Certains DCU installent des logiciels malveillants de bas niveau ("rootkits") sur les PC des utilisateurs, à leur insu. Un exemple concret qui a déclenché un scandale international est celui du "Rootkit Sony" (environ 5 millions de pages publiées sur internet au sujet de ce scandale [5]).
Sony a incorporé à des CD audio un DCU nommé XCP : ce logiciel classé comme malveillant par les spécialistes en sécurité informatique installe -à l´insu de l´utilisateur qui croit installer un simple lecteur multimedia sur son PC- un programme de bas niveau (rootkit) qui prend le contrôle de la machine au point qu´on ne peut le désinstaller à moins de réinstaller complètement le système d´exploitation.
Apparemment, le but de Sony est d´empêcher les utilisateurs de lire le CD avec un autre lecteur que celui qui est incroporé au CD audio : l´utilisateur est donc obligé d´installer ce lecteur sur son PC... et donc le rootkit qui va avec.
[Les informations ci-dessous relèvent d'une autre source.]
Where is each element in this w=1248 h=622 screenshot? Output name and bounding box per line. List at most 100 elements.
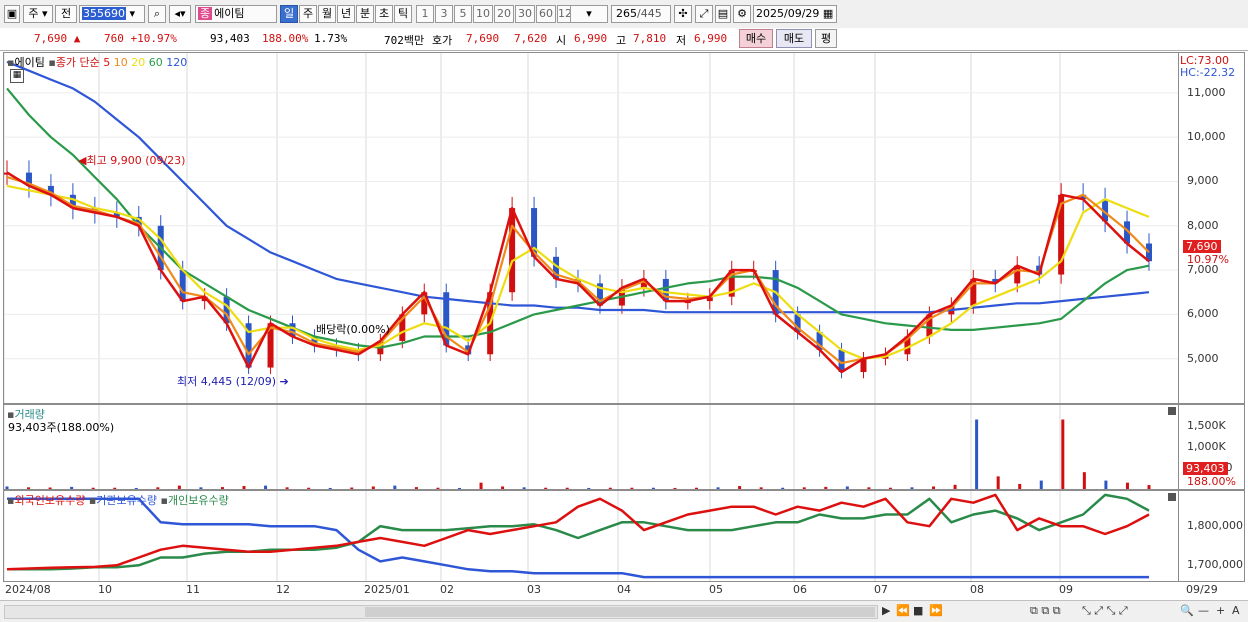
save-icon[interactable]: ▤ xyxy=(715,5,731,23)
interval-30[interactable]: 30 xyxy=(515,5,535,23)
interval-3[interactable]: 3 xyxy=(435,5,453,23)
table-icon[interactable]: ▦ xyxy=(10,69,24,83)
holdings-legend: ▪외국인보유수량 ▪기관보유수량 ▪개인보유수량 xyxy=(7,492,229,508)
date-field[interactable]: 2025/09/29 ▦ xyxy=(753,5,837,23)
draw-tool-icon[interactable]: ⤢ xyxy=(695,5,713,23)
drawing-tools-icon[interactable]: ⤡ ⤢ ⤡ ⤢ xyxy=(1082,604,1128,618)
stop-icon[interactable]: ■ xyxy=(913,604,923,617)
price-chart-pane[interactable]: ▪에이팀 ▪종가 단순 5 10 20 60 120 ▦ ◀최고 9,900 (… xyxy=(3,52,1179,404)
interval-5[interactable]: 5 xyxy=(454,5,472,23)
high-price: 7,810 xyxy=(633,32,667,45)
volume-bar xyxy=(27,487,31,489)
open-price: 6,990 xyxy=(574,32,608,45)
interval-select[interactable]: ▾ xyxy=(570,5,608,23)
volume-bar xyxy=(177,485,181,489)
volume-pane[interactable]: ▪거래량 93,403주(188.00%) xyxy=(3,404,1179,490)
high-label: 고 xyxy=(616,34,627,47)
holdings-legend-1: ▪기관보유수량 xyxy=(88,494,158,507)
hc-label: HC:-22.32 xyxy=(1180,66,1236,79)
rewind-icon[interactable]: ⏪ xyxy=(896,604,910,617)
volume-bar xyxy=(781,487,785,489)
holdings-tick-label: 1,800,000 xyxy=(1187,519,1243,533)
gear-icon[interactable]: ⚙ xyxy=(733,5,751,23)
volume-bar xyxy=(716,487,720,489)
price-tick-label: 11,000 xyxy=(1187,85,1226,99)
interval-20[interactable]: 20 xyxy=(494,5,514,23)
x-axis-label: 09 xyxy=(1059,583,1073,596)
dividend-annotation: 배당락(0.00%) xyxy=(316,323,390,336)
zoom-out-icon[interactable]: 🔍 xyxy=(1180,604,1194,617)
calendar-icon[interactable]: ▦ xyxy=(823,7,833,20)
market-select[interactable]: 주 ▾ xyxy=(23,5,53,23)
bar-count-field[interactable]: 265/445 xyxy=(611,5,671,23)
volume-bar xyxy=(156,487,160,489)
volume-bar xyxy=(436,487,440,489)
last-price-tag: 7,690 xyxy=(1183,240,1221,253)
volume-bar xyxy=(587,487,591,489)
crosshair-icon[interactable]: ✣ xyxy=(674,5,692,23)
x-axis-label: 09/29 xyxy=(1186,583,1218,596)
price-info-bar: 7,690 ▲ 760 +10.97% 93,403 188.00% 1.73%… xyxy=(0,28,1248,51)
volume-bar xyxy=(242,486,246,489)
stock-code-input[interactable]: 355690 ▾ xyxy=(79,5,145,23)
volume-bar xyxy=(888,487,892,489)
ma-label: 종가 단순 xyxy=(55,56,100,69)
period-5[interactable]: 초 xyxy=(375,5,393,23)
period-1[interactable]: 주 xyxy=(299,5,317,23)
eval-button[interactable]: 평 xyxy=(815,29,837,48)
zoom-tools-icon[interactable]: ⧉ ⧉ ⧉ xyxy=(1030,604,1061,618)
font-size-icon[interactable]: A xyxy=(1232,604,1240,617)
speaker-icon[interactable]: ◂▾ xyxy=(169,5,191,23)
volume-bar xyxy=(501,486,505,489)
play-icon[interactable]: ▶ xyxy=(882,604,890,617)
period-2[interactable]: 월 xyxy=(318,5,336,23)
sell-button[interactable]: 매도 xyxy=(776,29,812,48)
interval-60[interactable]: 60 xyxy=(536,5,556,23)
pane-close-icon[interactable] xyxy=(1168,407,1176,415)
x-axis-label: 10 xyxy=(98,583,112,596)
volume-bar xyxy=(802,487,806,489)
chart-layout-icon[interactable]: ▣ xyxy=(4,5,20,23)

Problème : le rootkit Sony s´avère comporter des failles de sécurité[6] permettant la prise de contrôle à distance des PC. La faille de sécurité est publiée, mais il est impossible de désinstaller le rootkit. Sony publie alors un désinstallateur. A son tour, le désinstallateur se révèle porteur d´une faille de sécurité. Entre temps, le logiciel malveillant s´est répandu largement en Amérique du nord, en Europe, et au Japon[7][7a][7b][7c]. Par ailleurs, une fois installé, le DCU de Sony se connecte à Internet : il est donc "possible" que ce DCU ait pu communiquer des données personnelles relatives à l´usage.
Le procureur du Texas poursuit Sony, et l´Electronic Frontier Foundation lance une class action contre Sony en Californie [8]. Sans surprise, les premiers virus utilisant le rootkit Sony apparaissent [9] et pour enfoncer le clou, Sony impose ensuite un autre dispositif : "Mediamax".... qui pose les mêmes problèmes [10]. L´administration Bush a par ailleurs vivement réagi par la voix de Stewart Baker, récemment nommé au Département de la sécurité intérieure, qui a déclaré publiquement que les systèmes de Sony portaient une grave atteinte à la sécurité de l´infrastructure de communication des Etats-unis, alors même que celle-ci serait vitale, par exemple, en cas d´épidémie de grippe aviaire [11].
Là encore, le fait de divulguer des informations sur ce type de DCU -fût-ce pour dénoncer les dangers d´un "rootkit" malveillant et permettre de s´en débarasser- pourrait devenir avec le projet de loi DADvSI un délit de contrefaçon pouvant coûter jusqu´à trois ans de prison et trois cent mille euros d´amende.